Research in organisational psychology supports this variety. Studies by Hackman and Oldham, and more recently by Parker and colleagues, show that autonomy, scope and clarity of responsibility strongly influence engagement and satisfaction, but the balance that feels right varies between individuals. The International Labour Organization also notes that work design and the degree of independence available to employees differ across countries and sectors, shaped by culture, opportunity and infrastructure. Together, these findings remind us that there is no single template for success. The modern workforce holds enough diversity in structure, pace and recognition to suit many different people.

For me, Petal 7 is about recognising that alignment. The right level of responsibility is one that allows me to stay engaged without losing balance, to feel valued without being defined by a title or a salary. Work has meaning when effort, recognition and reward are in proportion to the life that holds them.

Think back to the roles where you did your best work. Notice the breadth, depth, visibility, autonomy, accountability and expertise each required. Reflect on where you felt most energised and where you felt conflicted, whether through growth or misalignment. What patterns emerge in the roles that have brought out your best, and what have you learned from the ones that were less successful?

Ambition and Contentment

Ambition still matters, but I see it differently now. There are seasons to grow and seasons to steady yourself, times to stretch out of your comfort zone and times to pivot or pursue a different direction. Growth does not always mean taking on more; sometimes it means reflecting on whether your destination and values are still aligned.

I have seen people step away from senior roles on retirement to focus on mentoring or consulting and find renewed satisfaction in doing so. Their decision was not about retreat but about new discoveries. Knowing when to stretch and when to pause takes maturity and self-awareness. It is the wisdom to recognise what your life can hold at that moment. It frees you to choose opportunities that serve your values rather than your ego and to measure success by fit.

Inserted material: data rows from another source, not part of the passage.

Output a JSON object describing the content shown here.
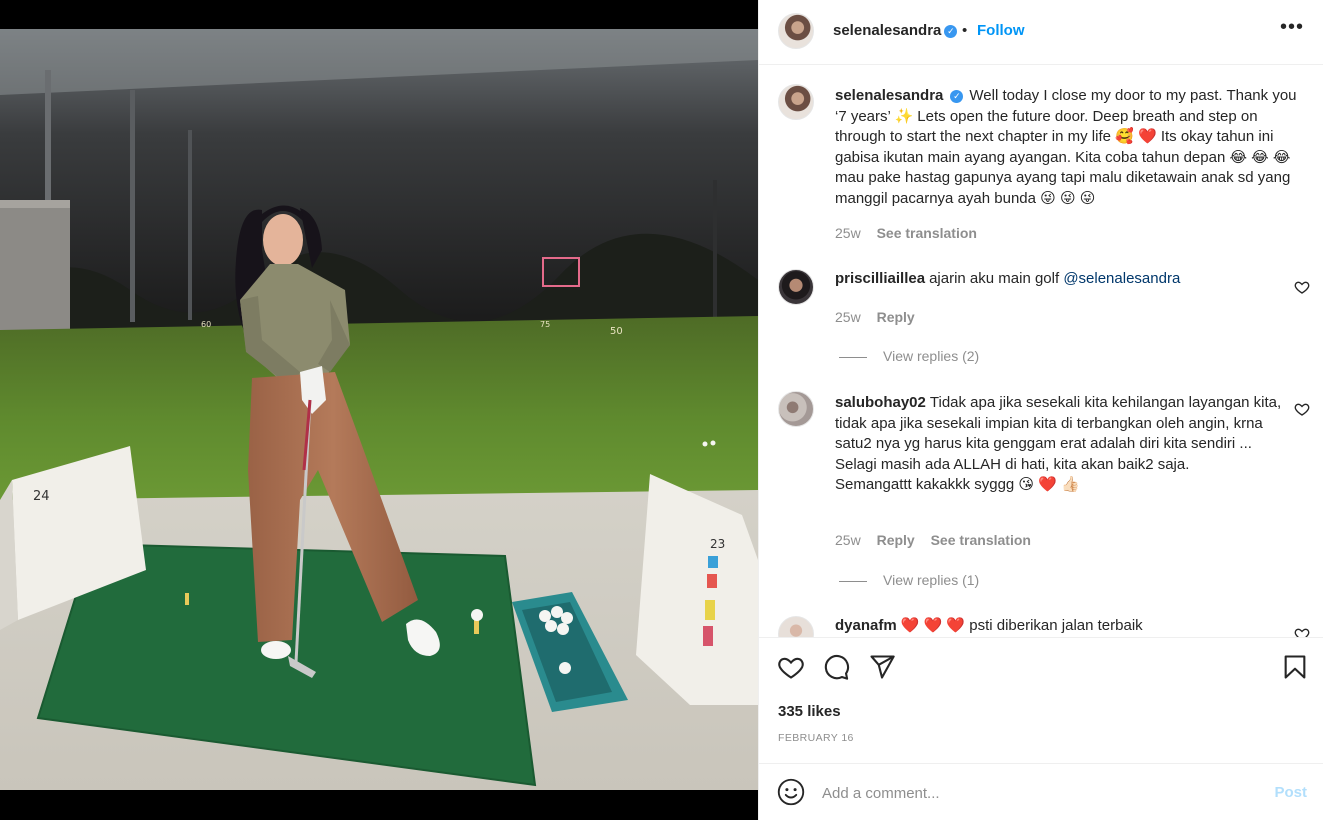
{
  "post": {
    "image_alt": "Woman standing on a golf driving range mat at night",
    "bay_numbers": [
      "24",
      "23"
    ],
    "range_markers": [
      "60",
      "75",
      "50"
    ]
  },
  "header": {
    "username": "selenalesandra",
    "verified": true,
    "separator": "•",
    "follow_label": "Follow",
    "more_label": "•••"
  },
  "caption": {
    "username": "selenalesandra",
    "text": "Well today I close my door to my past. Thank you ‘7 years’ ✨ Lets open the future door. Deep breath and step on through to start the next chapter in my life 🥰 ❤️ Its okay tahun ini gabisa ikutan main ayang ayangan. Kita coba tahun depan 😂 😂 😂 mau pake hastag gapunya ayang tapi malu diketawain anak sd yang manggil pacarnya ayah bunda 😜 😜 😜",
    "time": "25w",
    "see_translation": "See translation"
  },
  "comments": [
    {
      "username": "priscilliaillea",
      "text": "ajarin aku main golf ",
      "mention": "@selenalesandra",
      "time": "25w",
      "reply": "Reply",
      "view_replies": "View replies (2)"
    },
    {
      "username": "salubohay02",
      "text": "Tidak apa jika sesekali kita kehilangan layangan kita, tidak apa jika sesekali impian kita di terbangkan oleh angin, krna satu2 nya yg harus kita genggam erat adalah diri kita sendiri ...",
      "text2": "Selagi masih ada ALLAH di hati, kita akan baik2 saja.",
      "text3": "Semangattt kakakkk syggg 😘 ❤️ 👍🏻",
      "time": "25w",
      "reply": "Reply",
      "see_translation": "See translation",
      "view_replies": "View replies (1)"
    },
    {
      "username": "dyanafm",
      "text": "❤️ ❤️ ❤️ psti diberikan jalan terbaik"
    }
  ],
  "actions": {
    "likes": "335 likes",
    "date": "FEBRUARY 16"
  },
  "add_comment": {
    "placeholder": "Add a comment...",
    "post_label": "Post"
  },
  "colors": {
    "link_blue": "#0095f6",
    "post_disabled": "#b2dffc",
    "text": "#262626",
    "muted": "#8e8e8e"
  }
}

When you look at your current role, does it feel aligned with the life you are living today? Is it offering you the challenge to stretch, the steadiness to recover, or the balance to sustain you?

A Question for Reflection

Picture Petal 7, The Shape Of Your Role, as simple triangle. At the base, write what you need to feel secure.  These are your non-negotiables, such as fair pay, clear expectations or a healthy balance between work and life. In the middle, note what you would like to have.  These are things that can shift depending on your time and circumstance, such as opportunities to pause or grow, recognition or a voice in decisions that matter. At the top, write what would be ideal but not essential, the things that would enrich your work if circumstances allowed.

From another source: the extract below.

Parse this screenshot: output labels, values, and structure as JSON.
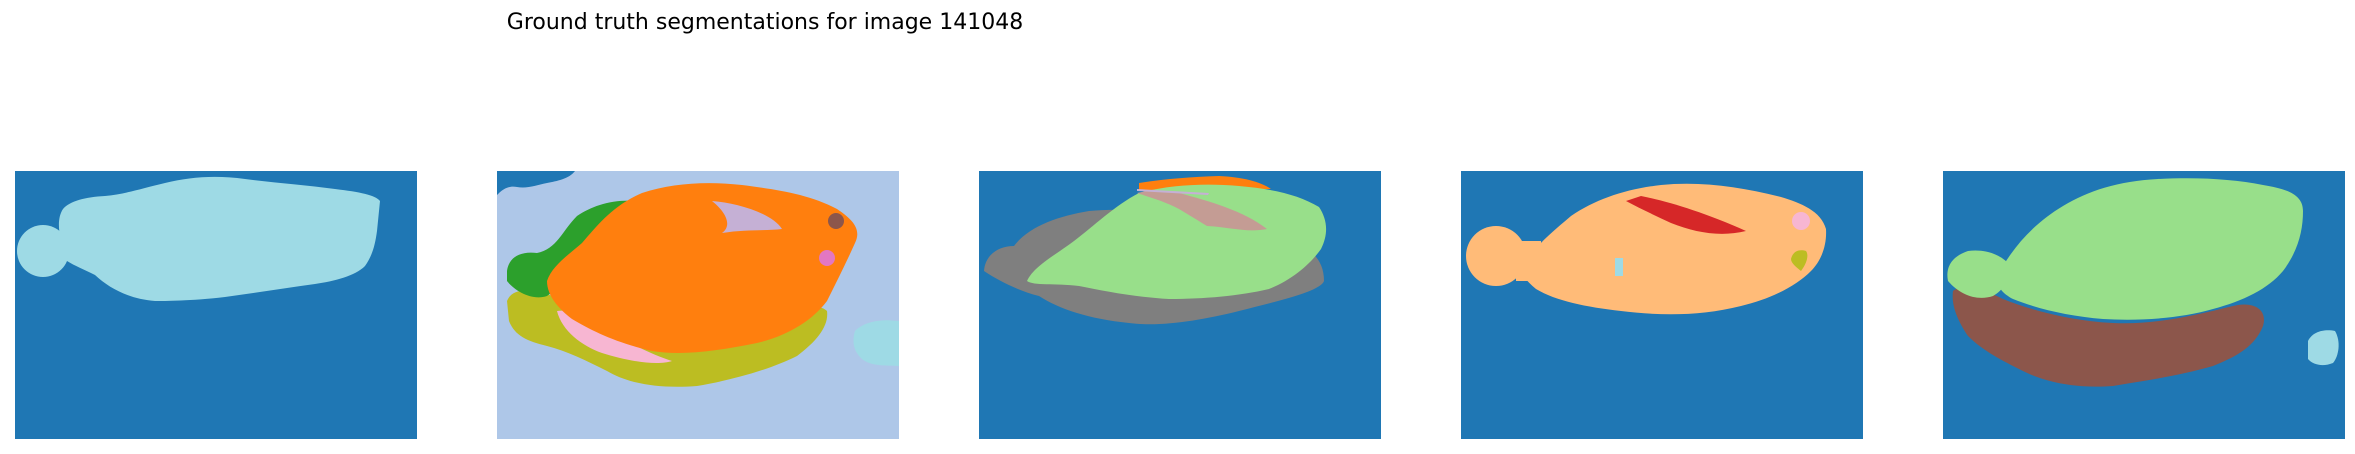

Step back and look at what you have written. What does it reveal about your priorities?  Which parts belong firmly in the base and which can move as your life changes?

References
  1. Bolles RN. What Color Is Your Parachute? A Practical Manual for Job-Hunters and Career-Changers. 2022 ed. New York: Ten Speed Press; 2022.
  2. Hackman JR, Oldham GR. Motivation through the design of work: Test of a theory. Organizational Behavior and Human Performance. 1976;16(2):250–79.
  3. Parker SK, Knight C, Ohly S. Designing work that works in the contemporary world: Future directions for job design research. Annual Review of Organizational Psychology and Organizational Behavior. 2020;7:73–102. doi:10.1146/annurev-orgpsych-012119-044933.
  4. Humphrey SE, Nahrgang JD, Morgeson FP. Integrating motivational, social, and contextual work design features: A meta-analytic summary and theoretical extension of the work design literature. Journal of Applied Psychology. 2007;92(5):1332–56.
  5. International Labour Organization. Working from home: From invisibility to decent work. Geneva: ILO; 2020.